Rasizm to niechęć(nienawiść) do osób o innym,niż danej grupy w której się urodzono,kolorze skóry.Tutaj mamy rasistowski film w którym(tylko)biali to krwiożercze jełopy,natomiast cała reszta,mimo podobnych aktów przemocy,jest absolutnie ok.Ot,poprawny politycznie film,na miarę XXI wieku.
Może nie tyle co rasistowski, co mocno poprawny politycznie. Zresztą zobacz kto jest reżyserem. Nie mam z tym problemu, ale to się po prostu już od pierwszych minut filmu rzuca w oczy.
A niektóre scenki w filmie, faktycznie pokazują białych w gorszym świetle. Nie wiem czemu ludzie dziś są na to tak wyczuleni, aby podkreślać to nawet w filmach. Nie od dziś wiadomo że kiedyś jeszcze w latach 50,60,70 rasizm królował w USA i sam jak oglądałem nie raz filmy o tej tematyce, to chciałbym skopać takim dupsko. Dziś wydaje mi się że jest się za bardzo wyczulonym na tym punkcie, pokazuje się to na każdym możliwym kroku co już przekracza granicę dobrego smaku. Na siłę wszystko próbuję się obrócić w rasizm aby pokazać swoje rację.

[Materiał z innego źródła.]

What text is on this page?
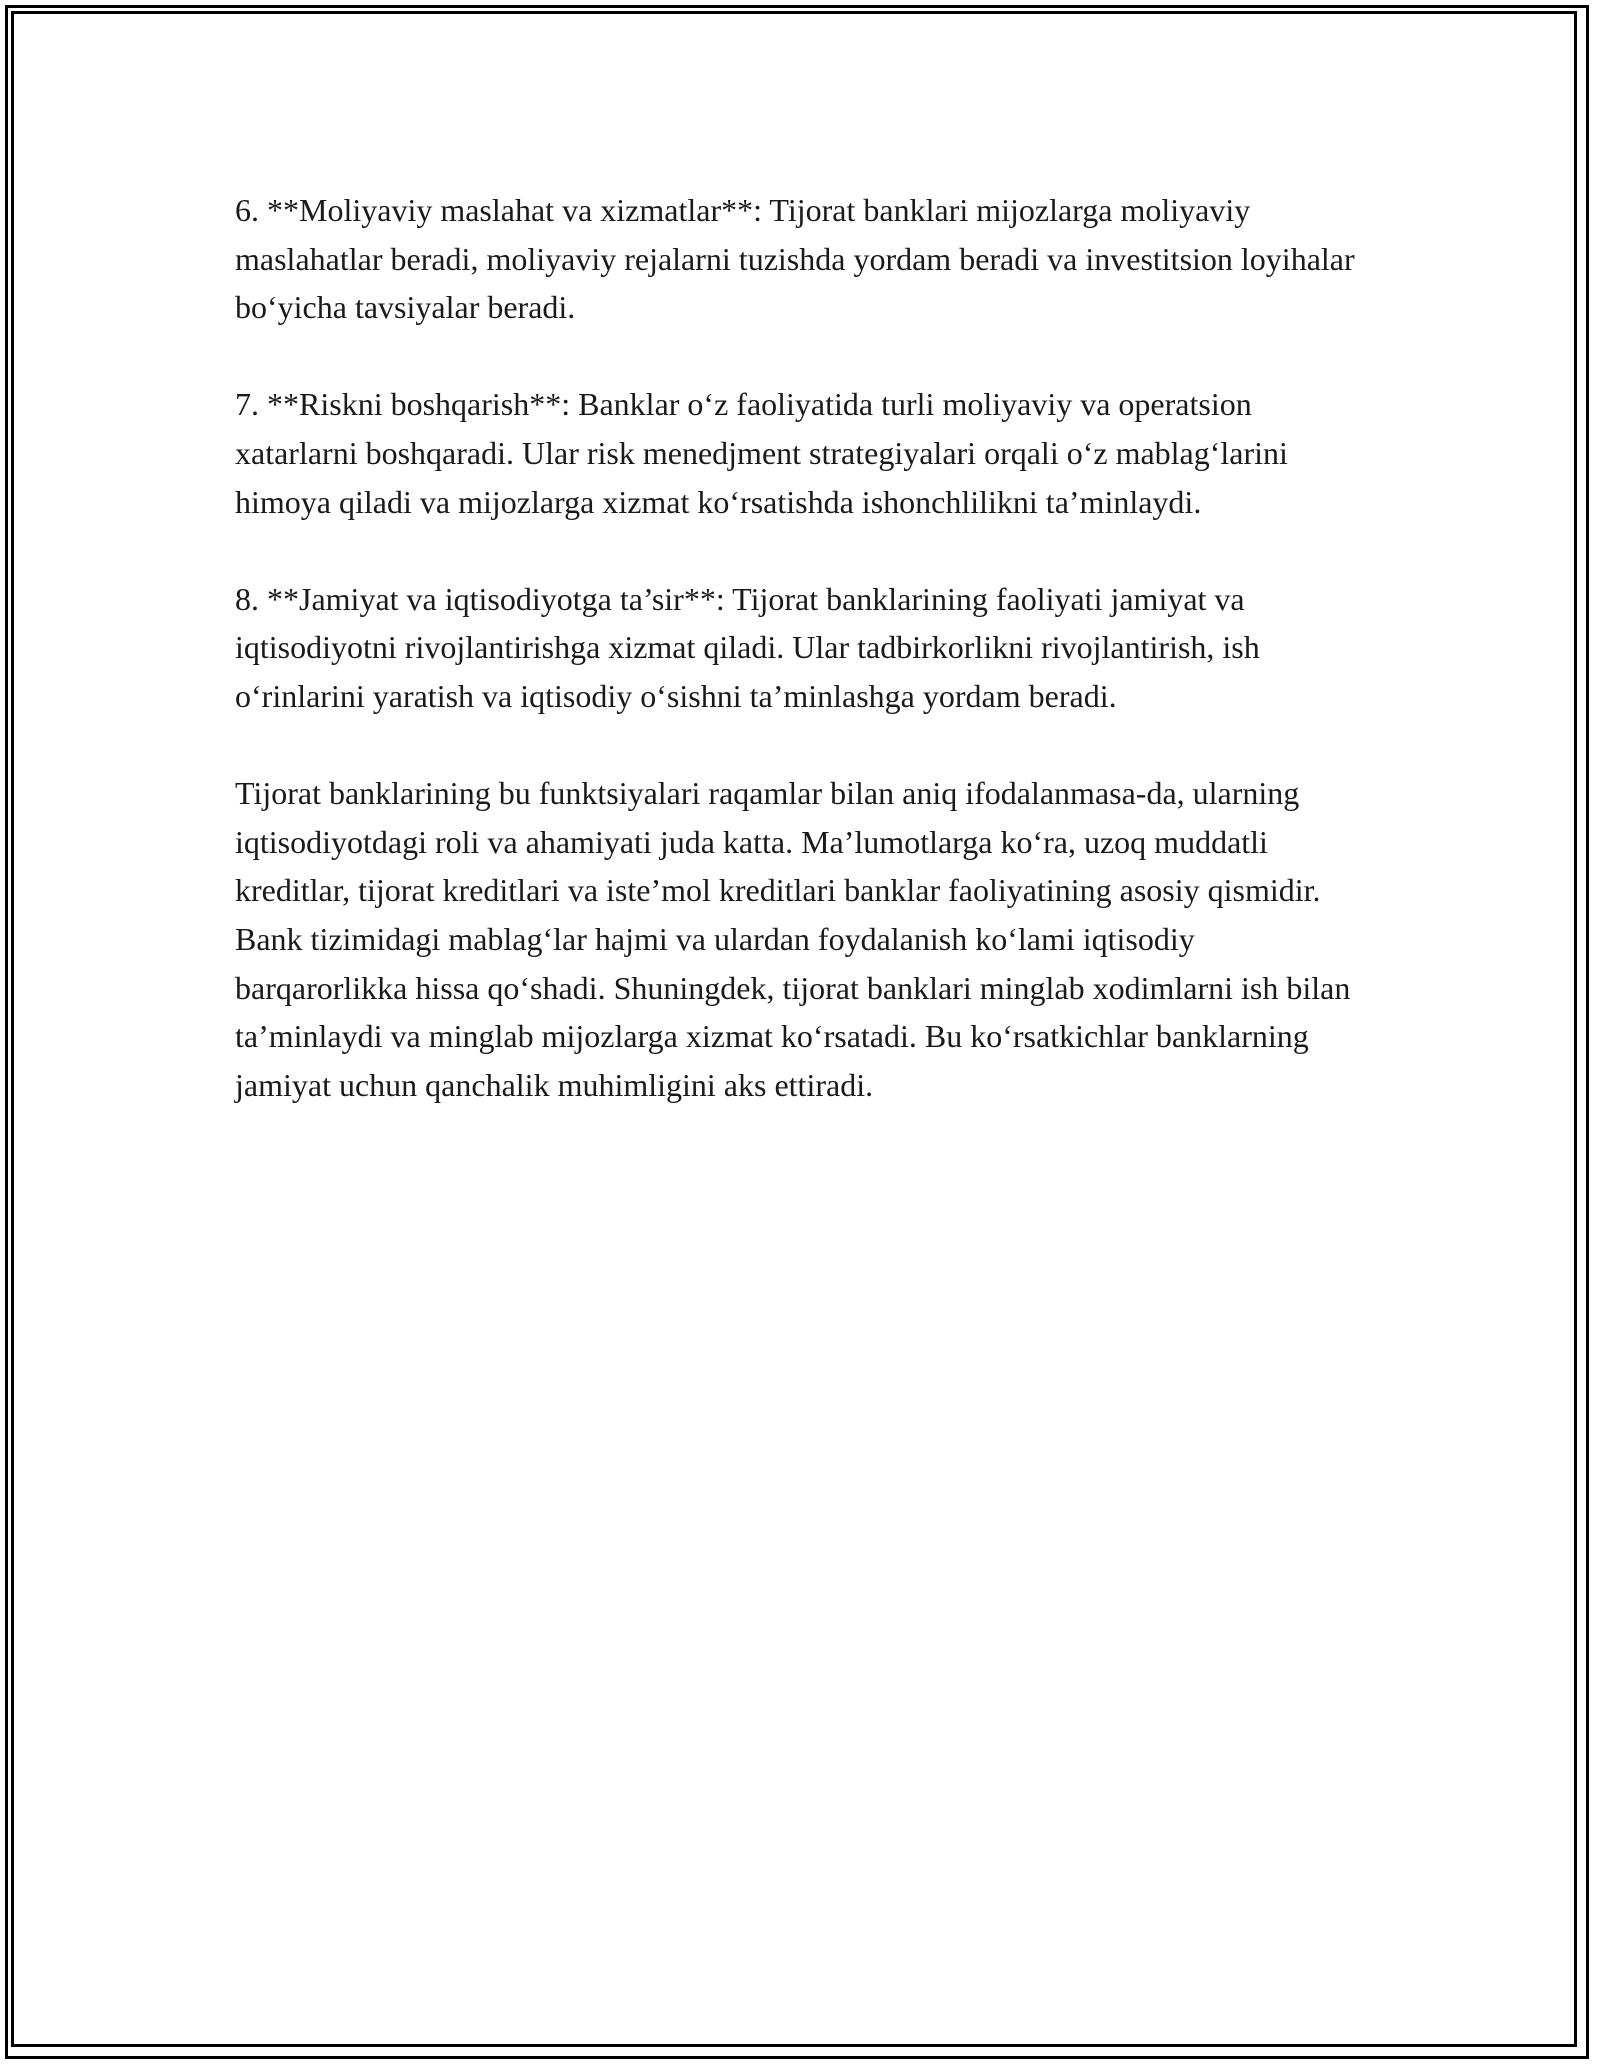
6. **Moliyaviy maslahat va xizmatlar**: Tijorat banklari mijozlarga moliyaviy maslahatlar beradi, moliyaviy rejalarni tuzishda yordam beradi va investitsion loyihalar bo‘yicha tavsiyalar beradi.

7. **Riskni boshqarish**: Banklar o‘z faoliyatida turli moliyaviy va operatsion xatarlarni boshqaradi. Ular risk menedjment strategiyalari orqali o‘z mablag‘larini himoya qiladi va mijozlarga xizmat ko‘rsatishda ishonchlilikni ta’minlaydi.

8. **Jamiyat va iqtisodiyotga ta’sir**: Tijorat banklarining faoliyati jamiyat va iqtisodiyotni rivojlantirishga xizmat qiladi. Ular tadbirkorlikni rivojlantirish, ish o‘rinlarini yaratish va iqtisodiy o‘sishni ta’minlashga yordam beradi.

Tijorat banklarining bu funktsiyalari raqamlar bilan aniq ifodalanmasa-da, ularning iqtisodiyotdagi roli va ahamiyati juda katta. Ma’lumotlarga ko‘ra, uzoq muddatli kreditlar, tijorat kreditlari va iste’mol kreditlari banklar faoliyatining asosiy qismidir. Bank tizimidagi mablag‘lar hajmi va ulardan foydalanish ko‘lami iqtisodiy barqarorlikka hissa qo‘shadi. Shuningdek, tijorat banklari minglab xodimlarni ish bilan ta’minlaydi va minglab mijozlarga xizmat ko‘rsatadi. Bu ko‘rsatkichlar banklarning jamiyat uchun qanchalik muhimligini aks ettiradi.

Wiemy że tak kiedyś było, ale dziś się trochę wyolbrzymia ten fakt. Stara się mu nadać rozmiar XXL tego problemu, co według mnie robi się na siłę, a ten film doskonale to pokazuję.

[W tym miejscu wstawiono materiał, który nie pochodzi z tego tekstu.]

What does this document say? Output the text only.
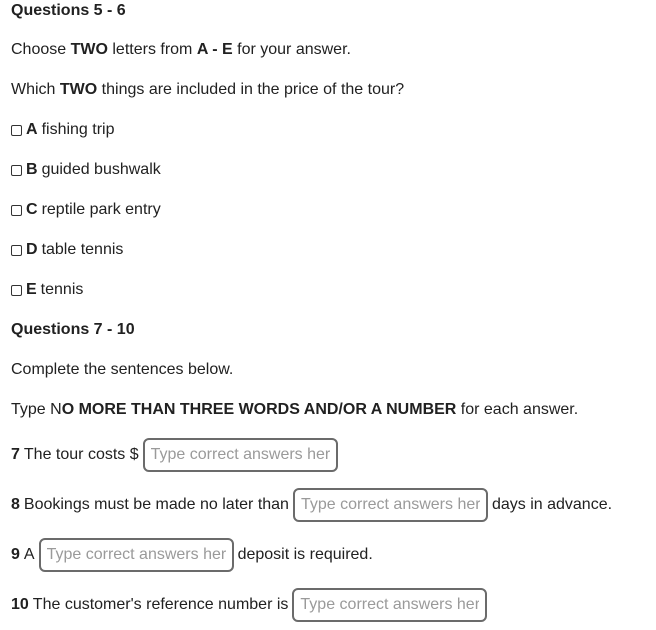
Questions 5 - 6
Choose TWO letters from A - E for your answer.
Which TWO things are included in the price of the tour?
A fishing trip
B guided bushwalk
C reptile park entry
D table tennis
E tennis
Questions 7 - 10
Complete the sentences below.
Type NO MORE THAN THREE WORDS AND/OR A NUMBER for each answer.
7 The tour costs $
Type correct answers here
8 Bookings must be made no later than
Type correct answers here	days in advance.
9 A
Type correct answers here	deposit is required.
10 The customer's reference number is
Type correct answers here
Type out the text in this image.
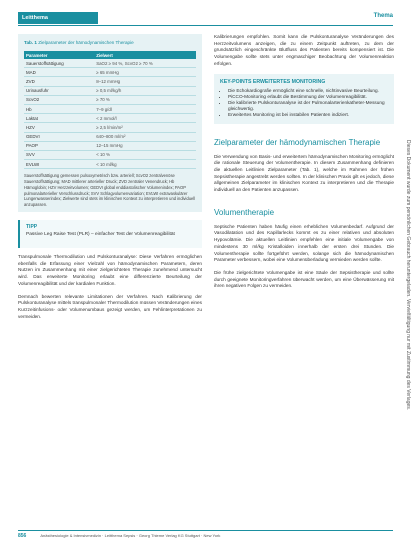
Leitthema	Thema
Dieses Dokument wurde zum persönlichen Gebrauch heruntergeladen. Vervielfältigung nur mit Zustimmung des Verlages.
Tab. 1 Zielparameter der hämodynamischen Therapie
Parameter	Zielwert
Sauerstoffsättigung	SaO2 ≥ 94 %, ScvO2 ≥ 70 %
MAD	≥ 65 mmHg
ZVD	8–12 mmHg
Urinausfuhr	≥ 0,5 ml/kg/h
ScvO2	≥ 70 %
Hb	7–9 g/dl
Laktat	< 2 mmol/l
HZV	≥ 2,5 l/min/m²
GEDVI	640–800 ml/m²
PAOP	12–15 mmHg
SVV	< 10 %
EVLWI	< 10 ml/kg
Sauerstoffsättigung gemessen pulsoxymetrisch bzw. arteriell; ScvO2 zentralvenöse Sauerstoffsättigung; MAD mittlerer arterieller Druck; ZVD zentraler Venendruck; Hb Hämoglobin; HZV Herzzeitvolumen; GEDVI global enddiastolischer Volumenindex; PAOP pulmonalarterieller Verschlussdruck; SVV Schlagvolumenvariation; EVLWI extravaskulärer Lungenwasserindex; Zielwerte sind stets im klinischen Kontext zu interpretieren und individuell anzupassen.
TIPP
Passive Leg Raise Test (PLR) – einfacher Test der Volumenreagibilität
Transpulmonale Thermodilution und Pulskonturanalyse: Diese Verfahren ermöglichen ebenfalls die Erfassung einer Vielzahl von hämodynamischen Parametern, deren Nutzen im Zusammenhang mit einer zielgerichteten Therapie zunehmend untersucht wird. Das erweiterte Monitoring erlaubt eine differenzierte Beurteilung der Volumenreagibilität und der kardialen Funktion.
Demnach bewerten relevante Limitationen der Verfahren. Nach Kalibrierung der Pulskonturanalyse mittels transpulmonaler Thermodilution müssen Veränderungen eines Kurzzeitinfusions- oder Volumenumbaus gezeigt werden, um Fehlinterpretationen zu vermeiden.
Kalibrierungen empfohlen. Somit kann die Pulskonturanalyse Veränderungen des Herzzeitvolumens anzeigen, die zu einem Zeitpunkt auftreten, zu dem der grundsätzlich eingeschränkte Blutfluss des Patienten bereits kompensiert ist. Die Volumengabe sollte stets unter engmaschiger Beobachtung der Volumenreaktion erfolgen.
KEY-POINTS ERWEITERTES MONITORING
• Die Echokardiografie ermöglicht eine schnelle, nichtinvasive Beurteilung.
• PiCCO-Monitoring erlaubt die Bestimmung der Volumenreagibilität.
• Die kalibrierte Pulskonturanalyse ist der Pulmonalarterienkatheter-Messung gleichwertig.
• Erweitertes Monitoring ist bei instabilen Patienten indiziert.
Zielparameter der hämodynamischen Therapie
Die Verwendung von Basis- und erweitertem hämodynamischen Monitoring ermöglicht die rationale Steuerung der Volumentherapie. In diesem Zusammenhang definieren die aktuellen Leitlinien Zielparameter (Tab. 1), welche im Rahmen der frühen Sepsistherapie angestrebt werden sollten. In der klinischen Praxis gilt es jedoch, diese allgemeinen Zielparameter im klinischen Kontext zu interpretieren und die Therapie individuell an den Patienten anzupassen.
Volumentherapie
Septische Patienten haben häufig einen erheblichen Volumenbedarf. Aufgrund der Vasodilatation und des Kapillarlecks kommt es zu einer relativen und absoluten Hypovolämie. Die aktuellen Leitlinien empfehlen eine initiale Volumengabe von mindestens 30 ml/kg Kristalloiden innerhalb der ersten drei Stunden. Die Volumentherapie sollte fortgeführt werden, solange sich die hämodynamischen Parameter verbessern, wobei eine Volumenüberladung vermieden werden sollte.
Die frühe zielgerichtete Volumengabe ist eine Säule der Sepsistherapie und sollte durch geeignete Monitoringverfahren überwacht werden, um eine Überwässerung mit ihren negativen Folgen zu vermeiden.
856	Anästhesiologie & Intensivmedizin · Leitthema Sepsis · Georg Thieme Verlag KG Stuttgart · New York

Zdecydowana większość z nas uważa niewolnictwo za nieetyczne a tak się składa, że to nie czarni zniewolili białych tylko odwrotnie. Nie oznacza to, że gdyby czarni mieli taką możliwość nie zrobiliby tego samego. Niemniej jednak fakty są takie, że niewolnictwo w USA to wynalazek białych. Z zaskoczeniem obserwuję komentarze ludzi którzy zdają się tego faktu nie pamiętać, oceniając rzeczywistość tak jakby biali w USA mieli "czystą kartę". Niestety nie mają i gdyby popadli np. na 100 lat w niewolę czarnych a następnie ponownie zniesiono by niewolnictwo to wówczas można by powiedzieć, że obie strony byłyby kwita. Jestem przeciwny rewanżyzmowi i zasadzie oko za oko ale rozumiem, że część białych czuje potrzebę częściowego wynagrodzenia krzywd czego wynikiem jest tzw. poprawność polityczna.

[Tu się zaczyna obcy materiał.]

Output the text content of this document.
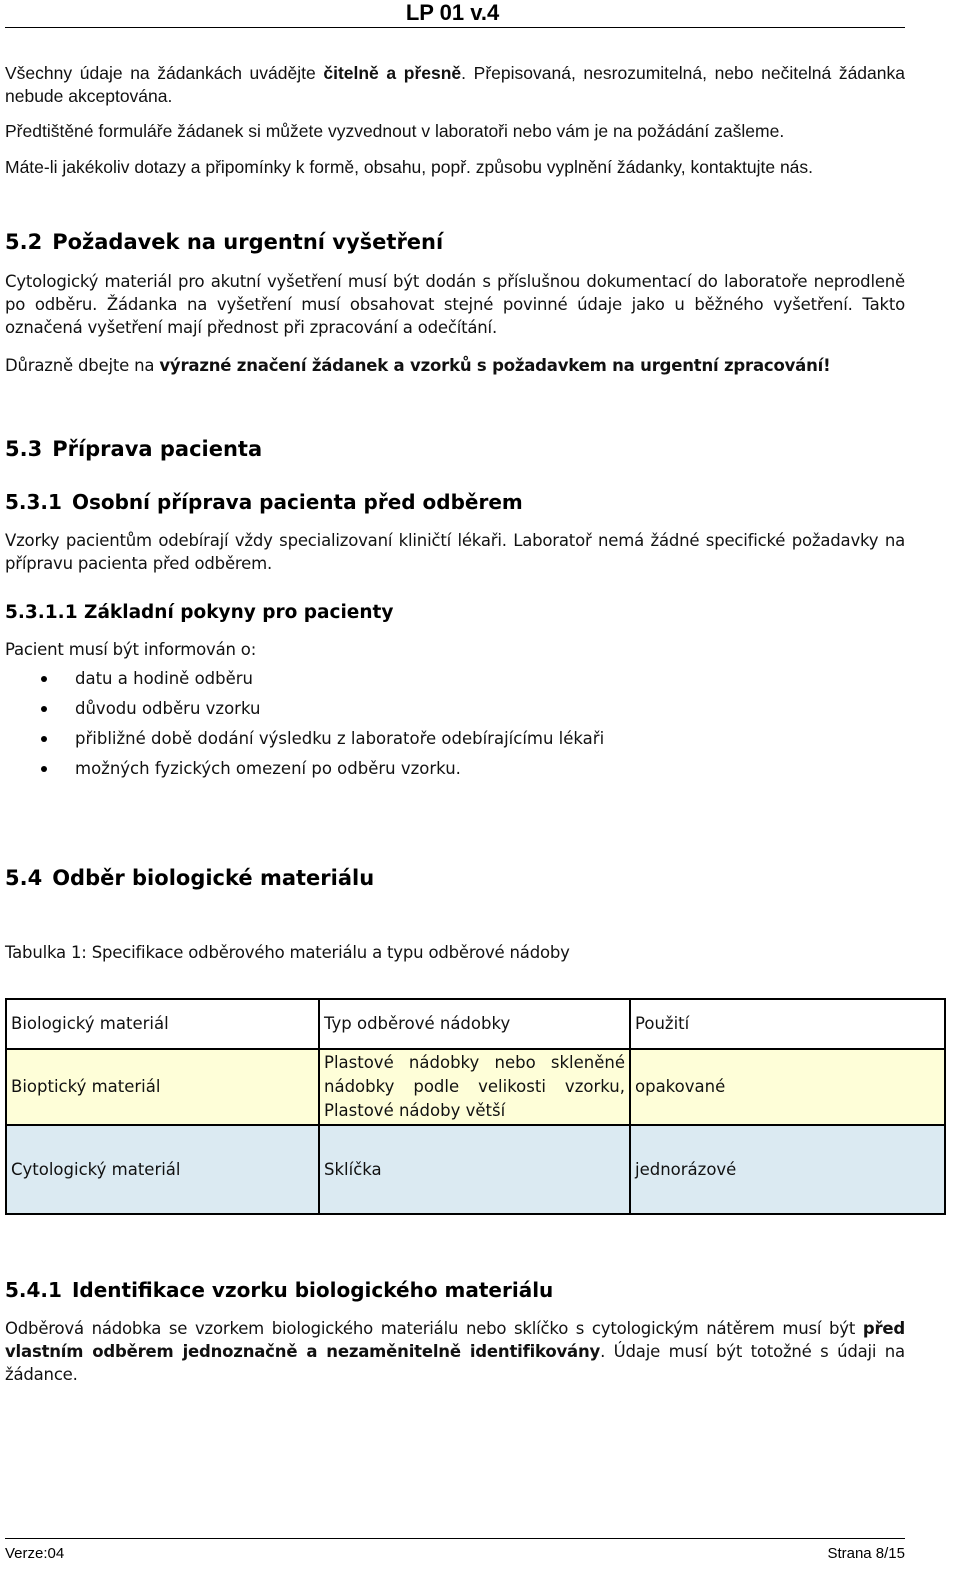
LP 01 v.4
Všechny údaje na žádankách uvádějte čitelně a přesně. Přepisovaná, nesrozumitelná, nebo nečitelná žádanka nebude akceptována.
Předtištěné formuláře žádanek si můžete vyzvednout v laboratoři nebo vám je na požádání zašleme.
Máte-li jakékoliv dotazy a připomínky k formě, obsahu, popř. způsobu vyplnění žádanky, kontaktujte nás.
5.2 Požadavek na urgentní vyšetření
Cytologický materiál pro akutní vyšetření musí být dodán s příslušnou dokumentací do laboratoře neprodleně po odběru. Žádanka na vyšetření musí obsahovat stejné povinné údaje jako u běžného vyšetření. Takto označená vyšetření mají přednost při zpracování a odečítání.
Důrazně dbejte na výrazné značení žádanek a vzorků s požadavkem na urgentní zpracování!
5.3 Příprava pacienta
5.3.1 Osobní příprava pacienta před odběrem
Vzorky pacientům odebírají vždy specializovaní kliničtí lékaři. Laboratoř nemá žádné specifické požadavky na přípravu pacienta před odběrem.
5.3.1.1 Základní pokyny pro pacienty
Pacient musí být informován o:
datu a hodině odběru
důvodu odběru vzorku
přibližné době dodání výsledku z laboratoře odebírajícímu lékaři
možných fyzických omezení po odběru vzorku.
5.4 Odběr biologické materiálu
Tabulka 1: Specifikace odběrového materiálu a typu odběrové nádoby
Biologický materiál	Typ odběrové nádobky	Použití
Bioptický materiál	Plastové nádobky nebo skleněné nádobky podle velikosti vzorku, Plastové nádoby větší	opakované
Cytologický materiál	Sklíčka	jednorázové
5.4.1 Identifikace vzorku biologického materiálu
Odběrová nádobka se vzorkem biologického materiálu nebo sklíčko s cytologickým nátěrem musí být před vlastním odběrem jednoznačně a nezaměnitelně identifikovány. Údaje musí být totožné s údaji na žádance.
Verze:04	Strana 8/15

To trochę tak jak w relacjach Polski z Niemcami. Trudno tu mówić o jakiejś równowadze i dlatego wszelkie agresywne wobec Polski słowa niemieckiego polityka winny być poddawane większemu ostracyzmowi niż podobne słowa z ust naszego rodaka. Nie jednemu młodemu Niemcowi który nie czuje się odpowiedzialny za wybuch II Wojny Światowej trudno zaakceptować tą dysproporcję i odbiera ją jako faworyzowanie Polaków.
Mówię to wszystko w oderwaniu od tego filmu który szczerze mówiąc nie zachwycił mnie i słabo go już pamiętam.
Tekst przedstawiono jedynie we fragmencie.